You’ll die a lot. In Dark Souls, your currency for buying equipment and leveling up is souls, and whenever you die you drop any you haven’t spent. If you can reach your corpse you get them back, but the game only saves your most recent corpse, so if you die on the way to recovering a big stash, it’s lost forever. You cannot save-scum; the game allows only one save file for each character and only saves when you quit to title. If you make a mistake, you can’t go back and reload. You will not want to die. You will be terrified of dying and losing your souls. You will die anyway, over and over, many times, each time losing what other games would let you keep. Instead, you’ll be keeping your experience—that’s your experience, not some “experience point” total—and eventually you’ll learn where the enemies are and how to beat them. You’ll learn never to fight in unexplored areas, but to lure enemies to familiar spaces. You’ll learn to progress slowly, observe everything around you, plan lines of retreat, the timing of a riposte, ambush spots, and how to sneak past and backstab enemies.
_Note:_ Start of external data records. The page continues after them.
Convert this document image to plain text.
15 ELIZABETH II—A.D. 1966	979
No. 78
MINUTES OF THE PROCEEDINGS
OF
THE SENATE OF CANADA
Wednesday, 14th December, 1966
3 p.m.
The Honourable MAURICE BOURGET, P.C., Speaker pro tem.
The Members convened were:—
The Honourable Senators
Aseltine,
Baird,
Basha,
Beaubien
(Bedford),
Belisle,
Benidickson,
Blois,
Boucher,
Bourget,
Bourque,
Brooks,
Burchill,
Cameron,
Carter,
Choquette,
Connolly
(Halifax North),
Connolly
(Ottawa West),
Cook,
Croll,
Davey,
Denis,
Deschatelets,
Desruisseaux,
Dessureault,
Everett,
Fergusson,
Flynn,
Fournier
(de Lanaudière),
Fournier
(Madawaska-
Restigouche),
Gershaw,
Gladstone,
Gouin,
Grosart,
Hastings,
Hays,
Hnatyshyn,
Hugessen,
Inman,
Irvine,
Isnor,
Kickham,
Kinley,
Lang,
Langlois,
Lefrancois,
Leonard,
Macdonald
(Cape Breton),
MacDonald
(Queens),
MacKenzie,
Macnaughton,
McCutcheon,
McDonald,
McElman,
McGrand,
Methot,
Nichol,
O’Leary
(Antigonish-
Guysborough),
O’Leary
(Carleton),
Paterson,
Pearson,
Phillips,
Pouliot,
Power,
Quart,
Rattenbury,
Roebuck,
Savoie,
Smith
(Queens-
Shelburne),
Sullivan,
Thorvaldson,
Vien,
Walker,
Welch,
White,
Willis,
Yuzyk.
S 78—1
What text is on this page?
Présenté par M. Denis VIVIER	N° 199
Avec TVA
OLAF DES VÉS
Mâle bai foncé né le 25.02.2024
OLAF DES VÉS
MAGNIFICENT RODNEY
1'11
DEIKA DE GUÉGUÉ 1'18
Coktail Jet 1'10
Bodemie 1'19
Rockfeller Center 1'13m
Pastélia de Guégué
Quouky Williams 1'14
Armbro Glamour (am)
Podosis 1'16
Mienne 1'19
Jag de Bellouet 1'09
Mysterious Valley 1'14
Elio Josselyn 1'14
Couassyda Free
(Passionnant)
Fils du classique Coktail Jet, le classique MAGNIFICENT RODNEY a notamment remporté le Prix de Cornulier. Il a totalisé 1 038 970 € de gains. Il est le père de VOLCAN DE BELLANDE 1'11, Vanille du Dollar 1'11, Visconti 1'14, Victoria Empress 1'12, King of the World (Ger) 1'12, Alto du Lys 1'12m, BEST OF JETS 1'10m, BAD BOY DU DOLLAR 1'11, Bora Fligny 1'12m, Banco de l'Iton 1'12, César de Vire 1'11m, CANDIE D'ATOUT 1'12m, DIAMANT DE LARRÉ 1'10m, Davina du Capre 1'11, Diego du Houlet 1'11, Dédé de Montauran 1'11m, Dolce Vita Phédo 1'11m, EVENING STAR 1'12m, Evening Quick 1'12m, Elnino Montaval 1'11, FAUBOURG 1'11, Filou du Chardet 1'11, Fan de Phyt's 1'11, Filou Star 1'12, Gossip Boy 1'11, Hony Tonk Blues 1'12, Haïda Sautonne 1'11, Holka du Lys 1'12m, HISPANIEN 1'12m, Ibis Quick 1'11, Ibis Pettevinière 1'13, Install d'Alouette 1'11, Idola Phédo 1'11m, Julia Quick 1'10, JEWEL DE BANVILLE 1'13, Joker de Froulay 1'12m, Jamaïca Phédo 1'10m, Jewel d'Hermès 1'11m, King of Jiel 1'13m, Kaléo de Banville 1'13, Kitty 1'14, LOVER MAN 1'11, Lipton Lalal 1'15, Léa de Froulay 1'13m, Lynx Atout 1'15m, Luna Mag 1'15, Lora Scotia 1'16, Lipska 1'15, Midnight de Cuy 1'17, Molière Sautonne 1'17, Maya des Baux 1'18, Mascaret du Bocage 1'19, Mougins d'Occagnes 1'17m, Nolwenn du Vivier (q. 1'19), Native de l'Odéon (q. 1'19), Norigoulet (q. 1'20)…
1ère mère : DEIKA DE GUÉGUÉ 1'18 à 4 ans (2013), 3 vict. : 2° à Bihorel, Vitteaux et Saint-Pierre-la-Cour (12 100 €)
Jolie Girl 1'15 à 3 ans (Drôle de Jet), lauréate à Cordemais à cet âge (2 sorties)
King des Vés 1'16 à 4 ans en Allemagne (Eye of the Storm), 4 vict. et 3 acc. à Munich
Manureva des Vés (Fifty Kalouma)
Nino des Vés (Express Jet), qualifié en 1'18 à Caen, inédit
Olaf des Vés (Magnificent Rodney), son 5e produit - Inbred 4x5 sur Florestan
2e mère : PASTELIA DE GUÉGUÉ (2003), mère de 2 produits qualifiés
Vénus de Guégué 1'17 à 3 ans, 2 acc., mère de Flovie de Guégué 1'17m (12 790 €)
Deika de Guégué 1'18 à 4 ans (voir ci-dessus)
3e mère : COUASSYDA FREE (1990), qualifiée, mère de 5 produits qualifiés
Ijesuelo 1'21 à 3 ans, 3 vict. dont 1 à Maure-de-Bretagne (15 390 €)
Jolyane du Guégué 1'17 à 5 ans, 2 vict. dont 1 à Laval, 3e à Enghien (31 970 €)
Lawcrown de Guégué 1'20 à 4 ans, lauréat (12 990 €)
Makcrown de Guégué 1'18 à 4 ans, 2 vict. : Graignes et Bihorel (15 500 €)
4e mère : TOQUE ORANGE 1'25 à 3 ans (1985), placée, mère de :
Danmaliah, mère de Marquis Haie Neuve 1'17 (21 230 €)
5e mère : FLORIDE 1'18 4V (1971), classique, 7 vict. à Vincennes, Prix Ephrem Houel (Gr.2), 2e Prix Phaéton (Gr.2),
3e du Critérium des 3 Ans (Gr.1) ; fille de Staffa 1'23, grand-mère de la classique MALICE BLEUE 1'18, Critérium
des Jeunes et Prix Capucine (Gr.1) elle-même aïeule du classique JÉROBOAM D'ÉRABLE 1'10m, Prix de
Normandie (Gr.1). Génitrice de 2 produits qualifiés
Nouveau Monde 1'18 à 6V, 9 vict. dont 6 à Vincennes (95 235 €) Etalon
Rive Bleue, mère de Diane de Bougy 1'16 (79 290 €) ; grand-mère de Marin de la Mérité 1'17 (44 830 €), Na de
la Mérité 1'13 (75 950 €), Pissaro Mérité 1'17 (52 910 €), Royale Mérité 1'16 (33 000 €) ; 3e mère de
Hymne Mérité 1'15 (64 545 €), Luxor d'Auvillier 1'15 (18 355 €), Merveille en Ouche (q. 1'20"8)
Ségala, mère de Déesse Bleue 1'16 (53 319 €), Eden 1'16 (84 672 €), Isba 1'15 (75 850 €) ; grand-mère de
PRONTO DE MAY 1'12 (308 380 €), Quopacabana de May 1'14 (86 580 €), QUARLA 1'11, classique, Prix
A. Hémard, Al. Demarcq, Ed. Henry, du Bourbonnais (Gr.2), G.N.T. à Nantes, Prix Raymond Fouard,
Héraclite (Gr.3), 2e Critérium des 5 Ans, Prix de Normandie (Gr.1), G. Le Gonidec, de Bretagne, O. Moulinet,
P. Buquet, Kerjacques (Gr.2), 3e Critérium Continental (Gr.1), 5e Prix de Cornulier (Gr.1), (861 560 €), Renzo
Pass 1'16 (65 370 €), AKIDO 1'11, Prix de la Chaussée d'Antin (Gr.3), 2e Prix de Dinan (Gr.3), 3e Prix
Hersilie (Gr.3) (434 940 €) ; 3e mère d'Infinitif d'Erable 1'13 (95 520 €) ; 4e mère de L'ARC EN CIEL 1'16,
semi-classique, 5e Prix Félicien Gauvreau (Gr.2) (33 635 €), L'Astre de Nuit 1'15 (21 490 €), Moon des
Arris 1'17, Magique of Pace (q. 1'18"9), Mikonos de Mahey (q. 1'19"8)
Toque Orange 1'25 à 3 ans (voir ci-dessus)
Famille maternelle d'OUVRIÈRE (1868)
When I play Dark Souls I feel like I am conquering a world.
That level of difficulty isn’t something you find in most modern games, but it approximates the games I played when I was 12. Super Mario Bros. was a hard game back when everybody didn’t have every single one of its levels memorized. I wouldn’t want every title I play to be this difficult—it’d be exhausting—but it’s nice to have something with modern production values that demands this level of engagement. And speaking of production values, it really is a beautiful game. Ruined castles and dim forests demand to be explored, to see what’s around the next corner. For me, the reward for playing is twofold: the excellence the game demands and a chance to see more of it.
This review is based on a retail copy of Dark Souls I purchased for myself.